His editor for the two papers Darlington Majonga left in 2011 to establish another English-language newspaper called the Free State Times with regional coverage.

==Lawsuits==
When Basildon Peta worked for Modus Publications and wrote for Financial Gazette, Christopher Mushowe, principal director in Robert Mugabe's office, attempted to sue him for implicating him in corruption. Mushowe was a member Mugabe's party, Zimbabwe African National Union – Patriotic Front. The article that Peta wrote was about whether Mushowe deserved a passing grade from the University of Zimbabwe. The lawsuit against Peta failed.

==Awards==
- 1994 – MISA Press Freedom Award. The Media Institute of Southern Africa awarded Peta for his strong will during a week of imprisonment and his tough reporting on the government Zimbabwe afterward. The previous recipient of the award was Onesimo Makani Kabweza, who was also from Zimbabwe.

==Notable works of journalism==
Basildon Peta's reporting occurred in three separate periods. From 1990s–2002, he reported in Zimbabwe. After his 2002 exile to South Africa, he reported from Johannesburg. In 2008, he started publishing newspapers in Maseru, Lesotho.

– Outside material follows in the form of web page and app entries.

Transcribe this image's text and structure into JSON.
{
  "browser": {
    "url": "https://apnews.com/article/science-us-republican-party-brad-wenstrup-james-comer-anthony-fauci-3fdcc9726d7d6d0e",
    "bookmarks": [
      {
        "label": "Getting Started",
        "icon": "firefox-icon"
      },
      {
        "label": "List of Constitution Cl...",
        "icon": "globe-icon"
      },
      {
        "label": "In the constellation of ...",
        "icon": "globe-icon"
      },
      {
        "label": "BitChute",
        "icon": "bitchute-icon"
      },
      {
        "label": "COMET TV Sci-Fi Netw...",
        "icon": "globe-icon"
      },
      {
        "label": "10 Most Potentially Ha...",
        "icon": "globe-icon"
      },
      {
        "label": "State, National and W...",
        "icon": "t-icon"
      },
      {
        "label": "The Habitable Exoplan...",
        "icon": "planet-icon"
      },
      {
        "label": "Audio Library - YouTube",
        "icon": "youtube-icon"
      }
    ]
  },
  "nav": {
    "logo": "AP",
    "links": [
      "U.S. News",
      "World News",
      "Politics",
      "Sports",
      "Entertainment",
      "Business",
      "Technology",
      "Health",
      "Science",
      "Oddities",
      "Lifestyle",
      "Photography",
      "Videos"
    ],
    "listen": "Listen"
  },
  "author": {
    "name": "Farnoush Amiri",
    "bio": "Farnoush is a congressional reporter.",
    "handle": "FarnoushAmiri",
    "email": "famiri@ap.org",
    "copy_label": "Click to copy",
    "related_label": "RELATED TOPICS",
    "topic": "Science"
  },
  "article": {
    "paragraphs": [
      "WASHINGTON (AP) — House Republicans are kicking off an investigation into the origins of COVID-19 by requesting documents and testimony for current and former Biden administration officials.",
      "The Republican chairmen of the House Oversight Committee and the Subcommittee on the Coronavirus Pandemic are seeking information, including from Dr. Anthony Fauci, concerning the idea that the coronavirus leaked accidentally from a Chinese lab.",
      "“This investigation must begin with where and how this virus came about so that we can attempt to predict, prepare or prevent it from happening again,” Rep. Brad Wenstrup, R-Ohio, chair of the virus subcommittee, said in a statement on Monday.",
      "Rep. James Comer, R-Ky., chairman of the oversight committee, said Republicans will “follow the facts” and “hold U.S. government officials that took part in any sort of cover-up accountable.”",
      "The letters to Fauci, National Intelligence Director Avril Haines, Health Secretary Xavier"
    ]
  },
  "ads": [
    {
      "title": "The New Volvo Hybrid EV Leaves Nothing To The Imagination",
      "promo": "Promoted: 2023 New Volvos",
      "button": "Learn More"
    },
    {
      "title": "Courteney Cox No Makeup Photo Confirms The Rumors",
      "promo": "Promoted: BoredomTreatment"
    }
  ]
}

- His reporting around 1994 about tax evasion involving bureaucrats in Zimbabwe.
- Basildon Peta, "Zimbabwe near collapse after farm exodus," The Independent (UK), 6 August 2000.
- Basildon Peta, "Mugabe party 'fears the hand of Lucifer'," New Zealand Herald, 10 June 2001.
- Basildon Peta, "Mbeki lied to Bush over Mugabe talks, says opposition," New Zealand Herald, 10 July 2003.
- Basildon Peta, "Our fellow Africans will do nothing for us in our hour of need," The Independent (UK), 27 September 2007.
- Basildon Peta, "Lesotho has lost its way," Daily News, 7 May 2012.